How Artificial Intelligence and Machine Learning can solve societal problems
In this talk, Chryssi will discuss a number of subjects to be considered when developing Artificial Intelligence (AI) and Machine Learning (ML) algorithms to solve problems within the financial industry that have societal impact. These cover the importance of use cases, relevance of data sets to develop ML models, the level of reliance on ML models and the awareness of their boundaries, the need for transparency and the balance between AI and human interaction.
Chryssi is a highly motivated professional with a unique experience in financial services specialising in FinTech and RegTech. Chryssi’s passion is to design, build and deliver a financially inclusive, resilient and sustainable infrastructure for the benefit of society.
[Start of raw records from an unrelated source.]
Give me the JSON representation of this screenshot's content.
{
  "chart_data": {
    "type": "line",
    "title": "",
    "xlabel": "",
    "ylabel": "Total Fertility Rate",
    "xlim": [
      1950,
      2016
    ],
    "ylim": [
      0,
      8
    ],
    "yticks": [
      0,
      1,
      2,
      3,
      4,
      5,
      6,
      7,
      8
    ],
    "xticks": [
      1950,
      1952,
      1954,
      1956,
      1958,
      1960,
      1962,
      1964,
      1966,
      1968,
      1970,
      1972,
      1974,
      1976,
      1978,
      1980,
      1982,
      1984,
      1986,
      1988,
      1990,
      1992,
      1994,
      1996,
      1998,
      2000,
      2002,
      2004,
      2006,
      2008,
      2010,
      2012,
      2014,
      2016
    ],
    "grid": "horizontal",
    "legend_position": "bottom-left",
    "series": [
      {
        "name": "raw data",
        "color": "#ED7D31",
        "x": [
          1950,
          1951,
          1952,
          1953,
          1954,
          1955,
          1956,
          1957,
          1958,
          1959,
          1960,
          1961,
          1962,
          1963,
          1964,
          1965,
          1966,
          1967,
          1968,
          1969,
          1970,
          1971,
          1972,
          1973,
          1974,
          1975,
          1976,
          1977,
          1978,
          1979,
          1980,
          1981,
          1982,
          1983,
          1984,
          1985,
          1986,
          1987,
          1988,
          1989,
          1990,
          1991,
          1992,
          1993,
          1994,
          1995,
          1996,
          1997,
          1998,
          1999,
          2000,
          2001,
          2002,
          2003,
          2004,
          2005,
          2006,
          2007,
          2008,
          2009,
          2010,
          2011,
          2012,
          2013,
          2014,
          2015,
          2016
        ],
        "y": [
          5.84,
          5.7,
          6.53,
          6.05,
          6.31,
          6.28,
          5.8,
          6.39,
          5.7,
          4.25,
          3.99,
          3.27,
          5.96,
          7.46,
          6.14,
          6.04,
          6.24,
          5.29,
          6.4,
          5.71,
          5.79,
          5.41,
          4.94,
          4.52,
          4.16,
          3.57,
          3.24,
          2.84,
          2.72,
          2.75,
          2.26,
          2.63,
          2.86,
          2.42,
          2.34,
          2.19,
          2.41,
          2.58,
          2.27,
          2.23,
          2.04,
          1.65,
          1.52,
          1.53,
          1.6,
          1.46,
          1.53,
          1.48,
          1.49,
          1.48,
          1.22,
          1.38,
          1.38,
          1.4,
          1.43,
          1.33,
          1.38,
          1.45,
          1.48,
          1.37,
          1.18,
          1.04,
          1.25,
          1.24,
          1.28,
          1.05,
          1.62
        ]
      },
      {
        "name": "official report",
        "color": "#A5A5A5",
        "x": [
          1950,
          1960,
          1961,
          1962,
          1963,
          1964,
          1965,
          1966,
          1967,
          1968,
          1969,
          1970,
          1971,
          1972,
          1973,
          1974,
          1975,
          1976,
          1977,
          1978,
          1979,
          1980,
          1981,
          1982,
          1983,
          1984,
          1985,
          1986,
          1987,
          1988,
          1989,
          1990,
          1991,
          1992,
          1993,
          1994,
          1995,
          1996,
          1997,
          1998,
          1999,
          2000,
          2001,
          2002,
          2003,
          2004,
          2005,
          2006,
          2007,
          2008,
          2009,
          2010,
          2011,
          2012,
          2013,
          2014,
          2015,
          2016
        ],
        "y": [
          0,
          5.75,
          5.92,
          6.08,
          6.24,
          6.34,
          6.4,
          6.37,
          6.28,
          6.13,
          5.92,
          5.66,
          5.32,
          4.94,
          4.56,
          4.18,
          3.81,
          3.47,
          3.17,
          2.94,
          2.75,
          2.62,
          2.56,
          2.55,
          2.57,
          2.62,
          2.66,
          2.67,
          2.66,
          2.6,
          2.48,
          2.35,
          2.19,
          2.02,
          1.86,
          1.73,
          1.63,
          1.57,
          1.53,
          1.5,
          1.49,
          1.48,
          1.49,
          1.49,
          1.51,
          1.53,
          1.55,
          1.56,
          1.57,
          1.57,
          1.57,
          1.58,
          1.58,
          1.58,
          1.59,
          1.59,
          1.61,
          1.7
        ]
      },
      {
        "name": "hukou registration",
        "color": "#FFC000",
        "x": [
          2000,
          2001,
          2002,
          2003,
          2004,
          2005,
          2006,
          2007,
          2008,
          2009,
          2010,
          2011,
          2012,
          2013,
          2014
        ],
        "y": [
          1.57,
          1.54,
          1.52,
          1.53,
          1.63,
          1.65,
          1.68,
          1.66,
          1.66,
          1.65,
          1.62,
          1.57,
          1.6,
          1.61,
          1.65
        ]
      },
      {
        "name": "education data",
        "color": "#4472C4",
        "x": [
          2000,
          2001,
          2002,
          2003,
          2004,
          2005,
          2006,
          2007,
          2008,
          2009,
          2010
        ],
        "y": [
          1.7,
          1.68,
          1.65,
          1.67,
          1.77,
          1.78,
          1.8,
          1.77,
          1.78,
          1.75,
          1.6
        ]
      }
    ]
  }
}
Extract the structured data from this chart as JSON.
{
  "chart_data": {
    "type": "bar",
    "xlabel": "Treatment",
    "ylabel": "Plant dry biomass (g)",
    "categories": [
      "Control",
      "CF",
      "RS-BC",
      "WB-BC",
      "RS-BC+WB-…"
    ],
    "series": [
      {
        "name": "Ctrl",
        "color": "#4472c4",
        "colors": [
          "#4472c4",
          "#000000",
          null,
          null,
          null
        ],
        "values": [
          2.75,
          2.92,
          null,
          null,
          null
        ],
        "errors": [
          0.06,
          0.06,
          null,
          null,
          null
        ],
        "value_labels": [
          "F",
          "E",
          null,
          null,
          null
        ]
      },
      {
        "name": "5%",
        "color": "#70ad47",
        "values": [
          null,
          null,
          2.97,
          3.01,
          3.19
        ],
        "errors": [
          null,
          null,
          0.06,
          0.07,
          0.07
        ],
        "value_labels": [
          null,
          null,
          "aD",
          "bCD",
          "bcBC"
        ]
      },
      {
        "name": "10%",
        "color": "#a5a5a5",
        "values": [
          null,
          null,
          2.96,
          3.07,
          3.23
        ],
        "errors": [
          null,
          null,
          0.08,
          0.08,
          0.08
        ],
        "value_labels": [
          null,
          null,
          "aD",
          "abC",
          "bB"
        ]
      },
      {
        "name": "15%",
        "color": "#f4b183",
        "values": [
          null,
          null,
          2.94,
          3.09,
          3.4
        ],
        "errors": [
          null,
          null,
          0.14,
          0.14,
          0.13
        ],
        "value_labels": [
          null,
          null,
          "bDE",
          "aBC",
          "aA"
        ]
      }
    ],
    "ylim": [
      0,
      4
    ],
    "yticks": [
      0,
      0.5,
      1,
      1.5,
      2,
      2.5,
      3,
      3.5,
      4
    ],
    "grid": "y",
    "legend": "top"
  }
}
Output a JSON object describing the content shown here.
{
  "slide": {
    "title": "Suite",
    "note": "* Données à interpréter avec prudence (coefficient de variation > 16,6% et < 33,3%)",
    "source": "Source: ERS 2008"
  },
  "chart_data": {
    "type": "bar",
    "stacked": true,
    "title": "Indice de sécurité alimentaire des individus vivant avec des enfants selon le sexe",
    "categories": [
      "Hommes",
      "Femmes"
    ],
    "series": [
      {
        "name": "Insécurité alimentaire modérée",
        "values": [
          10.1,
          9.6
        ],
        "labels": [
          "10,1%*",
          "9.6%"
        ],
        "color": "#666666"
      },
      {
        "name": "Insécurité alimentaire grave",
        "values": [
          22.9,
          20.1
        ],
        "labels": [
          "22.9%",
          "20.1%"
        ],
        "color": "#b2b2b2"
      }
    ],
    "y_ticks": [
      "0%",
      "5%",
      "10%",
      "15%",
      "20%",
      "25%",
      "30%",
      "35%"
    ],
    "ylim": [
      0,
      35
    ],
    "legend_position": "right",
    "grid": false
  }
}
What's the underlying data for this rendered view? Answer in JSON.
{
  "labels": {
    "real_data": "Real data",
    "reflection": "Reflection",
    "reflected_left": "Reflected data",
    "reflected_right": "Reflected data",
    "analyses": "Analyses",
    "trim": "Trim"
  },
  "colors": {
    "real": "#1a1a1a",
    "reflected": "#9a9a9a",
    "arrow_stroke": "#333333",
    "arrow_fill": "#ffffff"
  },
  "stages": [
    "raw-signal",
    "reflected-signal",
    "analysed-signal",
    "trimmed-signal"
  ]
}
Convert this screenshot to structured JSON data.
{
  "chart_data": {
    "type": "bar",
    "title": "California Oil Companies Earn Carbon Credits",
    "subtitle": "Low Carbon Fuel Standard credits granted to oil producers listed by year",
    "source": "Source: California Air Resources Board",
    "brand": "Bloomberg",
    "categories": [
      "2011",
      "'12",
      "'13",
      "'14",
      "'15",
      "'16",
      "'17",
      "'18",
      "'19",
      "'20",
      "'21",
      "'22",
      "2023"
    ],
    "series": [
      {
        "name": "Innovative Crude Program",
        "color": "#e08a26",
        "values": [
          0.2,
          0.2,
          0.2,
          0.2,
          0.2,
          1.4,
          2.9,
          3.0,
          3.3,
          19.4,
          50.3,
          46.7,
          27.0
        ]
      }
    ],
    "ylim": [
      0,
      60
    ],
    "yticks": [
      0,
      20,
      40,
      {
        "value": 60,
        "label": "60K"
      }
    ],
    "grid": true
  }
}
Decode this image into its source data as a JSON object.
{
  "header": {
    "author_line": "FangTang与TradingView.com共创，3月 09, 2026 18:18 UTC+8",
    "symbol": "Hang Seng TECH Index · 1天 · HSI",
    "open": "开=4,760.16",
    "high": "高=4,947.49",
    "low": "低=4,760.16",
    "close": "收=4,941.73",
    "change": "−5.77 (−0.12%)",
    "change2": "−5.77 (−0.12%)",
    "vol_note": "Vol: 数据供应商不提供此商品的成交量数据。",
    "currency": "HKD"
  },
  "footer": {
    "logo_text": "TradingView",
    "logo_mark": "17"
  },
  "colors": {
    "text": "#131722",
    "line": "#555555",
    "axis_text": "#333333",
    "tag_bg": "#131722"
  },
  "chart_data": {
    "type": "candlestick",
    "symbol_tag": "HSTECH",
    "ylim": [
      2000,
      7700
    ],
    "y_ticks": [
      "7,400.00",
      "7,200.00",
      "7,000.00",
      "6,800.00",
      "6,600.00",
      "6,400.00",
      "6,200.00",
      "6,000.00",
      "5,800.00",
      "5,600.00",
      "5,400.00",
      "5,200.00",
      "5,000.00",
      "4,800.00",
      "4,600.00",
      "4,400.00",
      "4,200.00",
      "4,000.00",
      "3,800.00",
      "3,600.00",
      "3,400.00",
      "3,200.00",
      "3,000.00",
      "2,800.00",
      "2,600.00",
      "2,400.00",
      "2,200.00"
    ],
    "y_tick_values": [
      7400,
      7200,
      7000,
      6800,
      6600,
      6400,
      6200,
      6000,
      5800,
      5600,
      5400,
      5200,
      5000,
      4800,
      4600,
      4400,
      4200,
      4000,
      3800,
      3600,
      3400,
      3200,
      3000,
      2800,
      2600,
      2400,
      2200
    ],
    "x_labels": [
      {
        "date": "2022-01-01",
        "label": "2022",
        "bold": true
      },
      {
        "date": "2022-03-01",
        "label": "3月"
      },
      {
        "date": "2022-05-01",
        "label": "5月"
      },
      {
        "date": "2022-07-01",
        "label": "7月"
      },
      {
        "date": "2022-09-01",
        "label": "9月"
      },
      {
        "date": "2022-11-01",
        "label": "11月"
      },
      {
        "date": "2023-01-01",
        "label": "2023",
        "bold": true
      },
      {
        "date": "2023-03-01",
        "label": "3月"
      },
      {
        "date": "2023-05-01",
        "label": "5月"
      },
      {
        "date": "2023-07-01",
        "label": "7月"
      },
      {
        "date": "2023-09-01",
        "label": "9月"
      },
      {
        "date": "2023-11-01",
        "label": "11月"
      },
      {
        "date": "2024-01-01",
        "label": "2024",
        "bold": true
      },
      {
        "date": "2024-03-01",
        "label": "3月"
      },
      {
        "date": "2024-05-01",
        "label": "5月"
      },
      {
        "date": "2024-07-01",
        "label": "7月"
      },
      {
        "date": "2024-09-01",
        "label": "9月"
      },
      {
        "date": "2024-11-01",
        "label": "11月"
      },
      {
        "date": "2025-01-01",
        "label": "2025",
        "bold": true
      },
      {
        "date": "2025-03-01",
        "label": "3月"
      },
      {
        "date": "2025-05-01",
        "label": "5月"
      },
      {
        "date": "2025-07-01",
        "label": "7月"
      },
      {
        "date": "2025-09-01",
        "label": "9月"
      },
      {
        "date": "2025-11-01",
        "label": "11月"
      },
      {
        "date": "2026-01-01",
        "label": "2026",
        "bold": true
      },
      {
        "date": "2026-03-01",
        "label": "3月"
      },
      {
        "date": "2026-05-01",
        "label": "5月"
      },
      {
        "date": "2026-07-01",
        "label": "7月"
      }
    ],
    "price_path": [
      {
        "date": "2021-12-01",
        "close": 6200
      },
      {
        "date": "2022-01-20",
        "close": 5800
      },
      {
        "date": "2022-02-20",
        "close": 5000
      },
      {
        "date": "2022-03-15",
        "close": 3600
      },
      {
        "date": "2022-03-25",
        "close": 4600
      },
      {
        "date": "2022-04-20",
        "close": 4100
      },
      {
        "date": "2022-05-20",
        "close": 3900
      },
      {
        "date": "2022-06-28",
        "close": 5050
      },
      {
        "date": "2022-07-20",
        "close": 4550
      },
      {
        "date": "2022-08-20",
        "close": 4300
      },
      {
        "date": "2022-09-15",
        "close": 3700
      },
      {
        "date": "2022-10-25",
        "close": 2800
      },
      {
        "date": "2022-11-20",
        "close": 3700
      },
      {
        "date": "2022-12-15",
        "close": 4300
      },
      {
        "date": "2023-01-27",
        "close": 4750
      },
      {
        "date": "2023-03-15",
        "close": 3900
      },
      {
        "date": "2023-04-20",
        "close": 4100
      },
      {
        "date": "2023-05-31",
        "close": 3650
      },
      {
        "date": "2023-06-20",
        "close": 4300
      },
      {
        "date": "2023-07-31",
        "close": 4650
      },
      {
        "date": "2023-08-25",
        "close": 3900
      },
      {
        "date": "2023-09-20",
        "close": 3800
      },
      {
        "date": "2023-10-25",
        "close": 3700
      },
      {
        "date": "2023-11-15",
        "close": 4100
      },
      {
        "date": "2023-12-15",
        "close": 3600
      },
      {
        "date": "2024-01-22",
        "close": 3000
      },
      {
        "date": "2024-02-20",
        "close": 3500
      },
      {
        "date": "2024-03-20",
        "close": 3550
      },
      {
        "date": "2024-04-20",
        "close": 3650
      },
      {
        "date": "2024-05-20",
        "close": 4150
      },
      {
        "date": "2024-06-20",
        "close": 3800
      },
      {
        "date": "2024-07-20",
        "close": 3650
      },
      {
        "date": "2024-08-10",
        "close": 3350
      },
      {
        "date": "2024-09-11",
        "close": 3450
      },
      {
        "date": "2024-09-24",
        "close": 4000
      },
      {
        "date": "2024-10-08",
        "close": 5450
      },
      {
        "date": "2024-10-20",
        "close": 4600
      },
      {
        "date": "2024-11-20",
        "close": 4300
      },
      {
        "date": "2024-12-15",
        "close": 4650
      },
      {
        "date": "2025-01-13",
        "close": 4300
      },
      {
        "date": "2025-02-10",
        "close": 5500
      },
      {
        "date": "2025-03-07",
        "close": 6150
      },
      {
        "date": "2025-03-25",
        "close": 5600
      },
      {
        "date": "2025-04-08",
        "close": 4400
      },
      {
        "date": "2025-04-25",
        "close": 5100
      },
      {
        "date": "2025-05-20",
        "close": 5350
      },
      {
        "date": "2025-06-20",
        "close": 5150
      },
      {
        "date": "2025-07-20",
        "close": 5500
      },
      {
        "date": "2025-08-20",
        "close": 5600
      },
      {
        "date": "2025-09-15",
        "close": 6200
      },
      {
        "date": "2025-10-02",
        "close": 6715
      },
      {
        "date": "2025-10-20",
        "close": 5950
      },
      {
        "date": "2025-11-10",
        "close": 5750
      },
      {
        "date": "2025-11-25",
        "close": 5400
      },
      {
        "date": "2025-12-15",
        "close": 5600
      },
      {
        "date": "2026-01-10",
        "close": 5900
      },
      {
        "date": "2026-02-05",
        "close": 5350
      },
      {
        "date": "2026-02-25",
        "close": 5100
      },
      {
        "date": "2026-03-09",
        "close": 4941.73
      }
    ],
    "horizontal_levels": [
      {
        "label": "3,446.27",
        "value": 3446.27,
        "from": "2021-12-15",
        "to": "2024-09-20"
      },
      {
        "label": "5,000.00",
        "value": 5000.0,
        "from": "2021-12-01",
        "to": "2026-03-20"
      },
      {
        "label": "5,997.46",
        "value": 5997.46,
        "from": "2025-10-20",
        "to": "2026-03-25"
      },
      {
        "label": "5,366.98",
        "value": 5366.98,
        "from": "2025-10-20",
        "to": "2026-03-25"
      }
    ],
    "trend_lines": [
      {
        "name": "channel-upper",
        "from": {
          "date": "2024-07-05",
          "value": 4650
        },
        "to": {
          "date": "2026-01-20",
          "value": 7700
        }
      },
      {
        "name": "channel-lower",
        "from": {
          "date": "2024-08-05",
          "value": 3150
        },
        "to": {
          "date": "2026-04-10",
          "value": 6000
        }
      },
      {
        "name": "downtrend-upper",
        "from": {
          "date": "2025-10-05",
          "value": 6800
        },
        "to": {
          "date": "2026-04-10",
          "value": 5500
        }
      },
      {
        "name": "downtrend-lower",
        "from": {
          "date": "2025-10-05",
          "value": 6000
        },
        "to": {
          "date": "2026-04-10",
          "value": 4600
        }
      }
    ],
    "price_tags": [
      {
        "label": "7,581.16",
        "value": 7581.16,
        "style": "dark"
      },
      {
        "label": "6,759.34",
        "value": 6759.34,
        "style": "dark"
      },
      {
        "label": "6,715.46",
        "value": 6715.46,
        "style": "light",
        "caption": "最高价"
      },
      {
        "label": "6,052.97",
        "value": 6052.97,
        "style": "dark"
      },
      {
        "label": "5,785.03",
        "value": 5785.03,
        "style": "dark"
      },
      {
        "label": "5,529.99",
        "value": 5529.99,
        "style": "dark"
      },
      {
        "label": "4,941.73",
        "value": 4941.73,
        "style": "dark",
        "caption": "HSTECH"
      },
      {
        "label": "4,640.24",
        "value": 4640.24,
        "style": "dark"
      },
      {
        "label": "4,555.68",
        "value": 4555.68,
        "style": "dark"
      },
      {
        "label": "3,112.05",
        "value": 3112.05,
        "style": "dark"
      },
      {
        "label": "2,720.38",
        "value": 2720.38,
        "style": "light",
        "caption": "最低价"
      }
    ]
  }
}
She covers a breadth of professional experience ranging from regulation (FCA), risk management, business development, trade finance, payments, and treasury. Chryssi has consulted and implemented many treasury and risk analytics system projects for blue-chip companies across EMEA. Chryssi is the COO of Kalgera, a social FinTech early-stage company (top 30 in the UK TechRound 2020) focusing on financial resilience and vulnerability. She is also a Lecturer at London Institute of Banking and Finance specialising in Digital Technologies and FinTech. Chryssi is a thought leader in the payments industry, and the Founder of StarLiX, an innovative tokenised payment and compliance system for payment institutions to enable cross-border payments to developing countries. Chryssi holds a first-class-honours BEng in Civil Engineering, and two MSc in Financial Mathematics from University of Warwick and Technology Entrepreneurship from UCL. She values personal development and life-long learning, and therefore, has undertaken numerous qualifications in Investment Advice (FCA), Risk Management (PRMIA), Data Science and ML (Mindstream), Blockchain (UCL CBT), Innovation (MIT). Chryssi is an Industry Associate at UCL Centre of Blockchain Technologies and volunteers as a mentor for a non-profit (Madrinha Trust) and as a Governor at a North London school (Governors for Schools).